Addam used Telekinesis to float all three of us off the platform and back down to the magnetic compass.
“We should leave,” Brand said, once we had our footing. “You know that, right?”
“We need to at least try to find the portal. If we can’t do it within the hour, yes, we’ll leave. I promise. I just need to see more. I need to understand what happened.”
Brand bit down hard on his teeth and glared at me, then threw his arms up in the air. “I am fucking mad at you again!”
So I said the one thing I knew would calm him down. It was one of the dirtiest tricks we played on each other, and it always worked.
I admitted I needed help.
“Can I hold your arm while we walk?” I said. “It’ll keep me grounded. Don’t worry, not your knife arm.”
Brand watched my face sullenly. “As if I throw better with one hand than the other.” But he looked a little mollified, and held out an arm to me.
BELOW DECK
As we went back to one of the lower decks, Addam said, “I would feel better if you told us what you are seeing as you are seeing them.”
“Up there? I saw sunbathers. Men sunbathing.”
“That’s why you froze up for five minutes?” Brand demanded. “You are fucking shameless.”
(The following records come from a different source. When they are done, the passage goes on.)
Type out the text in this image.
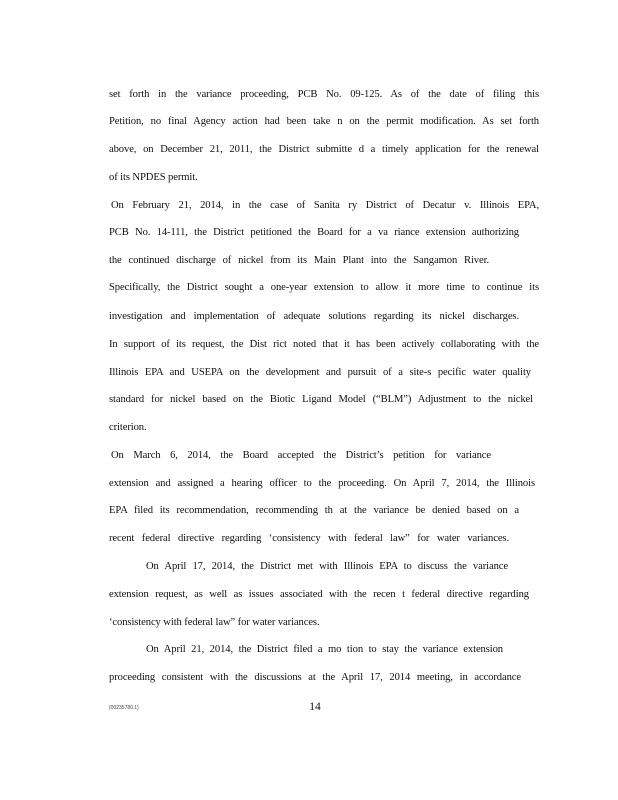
set forth in the variance proceeding, PCB No. 09-125. As of the date of filing this
Petition, no final Agency action had been take n on the permit modification. As set forth
above, on December 21, 2011, the District submitte d a timely application for the renewal
of its NPDES permit.
On February 21, 2014, in the case of Sanita ry District of Decatur v. Illinois EPA,
PCB No. 14-111, the District petitioned the Board for a va riance extension authorizing
the continued discharge of nickel from its Main Plant into the Sangamon River.
Specifically, the District sought a one-year extension to allow it more time to continue its
investigation and implementation of adequate solutions regarding its nickel discharges.
In support of its request, the Dist rict noted that it has been actively collaborating with the
Illinois EPA and USEPA on the development and pursuit of a site-s pecific water quality
standard for nickel based on the Biotic Ligand Model (“BLM”) Adjustment to the nickel
criterion.
On March 6, 2014, the Board accepted the District’s petition for variance
extension and assigned a hearing officer to the proceeding. On April 7, 2014, the Illinois
EPA filed its recommendation, recommending th at the variance be denied based on a
recent federal directive regarding ‘consistency with federal law” for water variances.
On April 17, 2014, the District met with Illinois EPA to discuss the variance
extension request, as well as issues associated with the recen t federal directive regarding
‘consistency with federal law” for water variances.
On April 21, 2014, the District filed a mo tion to stay the variance extension
proceeding consistent with the discussions at the April 17, 2014 meeting, in accordance
{00235780.1}	14
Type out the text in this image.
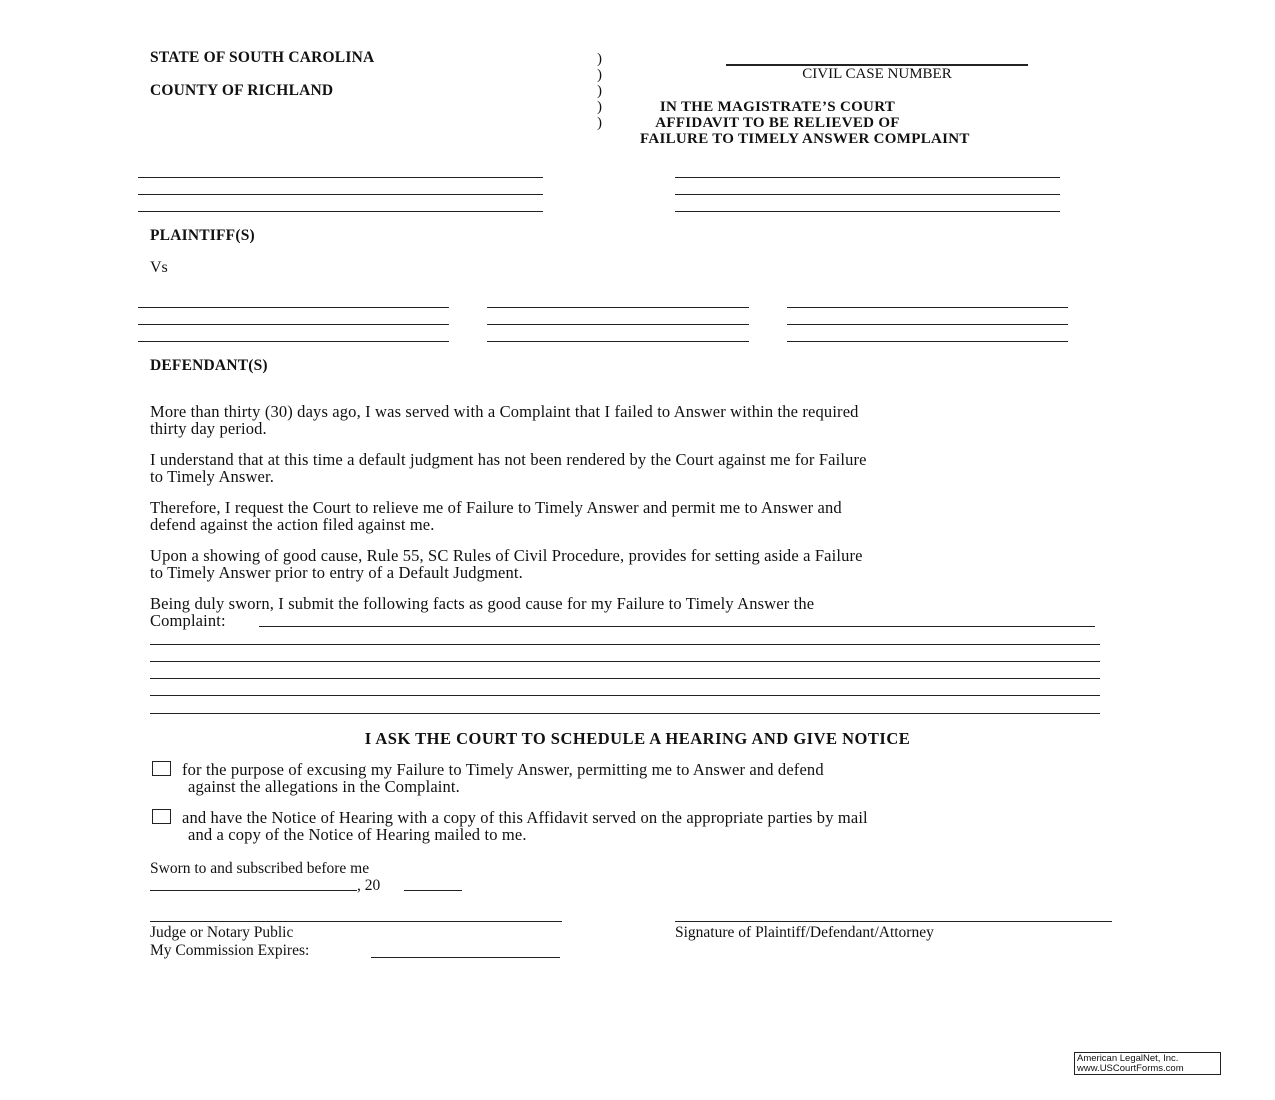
STATE OF SOUTH CAROLINA
COUNTY OF RICHLAND
)
)
)
)
)
CIVIL CASE NUMBER
IN THE MAGISTRATE’S COURT
AFFIDAVIT TO BE RELIEVED OF
FAILURE TO TIMELY ANSWER COMPLAINT
PLAINTIFF(S)
Vs
DEFENDANT(S)
More than thirty (30) days ago, I was served with a Complaint that I failed to Answer within the required
thirty day period.
I understand that at this time a default judgment has not been rendered by the Court against me for Failure
to Timely Answer.
Therefore, I request the Court to relieve me of Failure to Timely Answer and permit me to Answer and
defend against the action filed against me.
Upon a showing of good cause, Rule 55, SC Rules of Civil Procedure, provides for setting aside a Failure
to Timely Answer prior to entry of a Default Judgment.
Being duly sworn, I submit the following facts as good cause for my Failure to Timely Answer the
Complaint:
I ASK THE COURT TO SCHEDULE A HEARING AND GIVE NOTICE
for the purpose of excusing my Failure to Timely Answer, permitting me to Answer and defend
against the allegations in the Complaint.
and have the Notice of Hearing with a copy of this Affidavit served on the appropriate parties by mail
and a copy of the Notice of Hearing mailed to me.
Sworn to and subscribed before me
, 20
Judge or Notary Public
My Commission Expires:
Signature of Plaintiff/Defendant/Attorney
American LegalNet, Inc.
www.USCourtForms.com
“And I saw . . . Well, I saw Lord Hanged Man,” I said. “He was watching the sunbathers. It looked . . . It looked like he was in a different time than both me and the sunbathers. I think . . . I think he comes back and watches these memories a lot. He called it his great act. And that says something.”
“Wait a fucking second,” Brand said. “You saw Lord Hanged Man? Does that mean he saw you?”
“It was a ghost memory,” I said.
“You said that it means somet
hing, that he comes and watches these memories. What does it mean?” Addam asked.
“I don’t know yet. But . . .” I trailed off. “Consequences. I need to get a better understanding of what happened here, and then we need to consider the consequences. Let’s go downstairs.”
Addam said he knew the way to a hatch that led to the galleys, which he explained were the main ship kitchens.
On the way to the below-deck hatch, I saw more flickers of ghost memories. I saw sailors repairing cargo nets. I saw sailors dying their hats in a bucket of blue dye. I saw sailors smoking, and laughing, and living under the heavy regard of a tropical sun. And the closer we drew to the entry point to the lower decks, the darker the memories got. People running. Shouting. I think I saw someone roll across the deck on fire, but the image came and went like an eye blink.
A ghost sprinted through me. He was running up to the exec, who shimmered ahead. The ghost said, “Bedsprings are down, sir. Techs say they can’t be repaired. We’re blind.”
“Then we punch every direction at once,” the exec spat. “Let’s get the bird in the fucking air first.”
It was night again—or at least a darker shade of gray. The two men went over to a group gathered around a gun. The gun was big enough that the person firing it was secured in harness netting.
“Light it up,” the exec shouted.
The man with the most colored bars on his chest turned to the team and barked, “I Division! Find us an enemy!”
The gun shot a round into the sky. Flares attached to parachutes exploded to life in the sky above me, turning night into day. Smoke rose—thick enough that the men started using hand signals to coordinate through their coughing.
The next thing I knew, the huge guns on the side of the ship were blasting a salvo. The force of their trajectory was so powerful that the entire ship seemed to move sideways—an optical illusion as the rounds actually flattened the ocean waves.
Brand’s fingers pressed into a cluster of nerves at my neck. I shook myself back into the present, to his worried expression.
“They didn’t know what was happening,” I said. “They didn’t know where the threat was coming from. He toyed with them. He made this last.”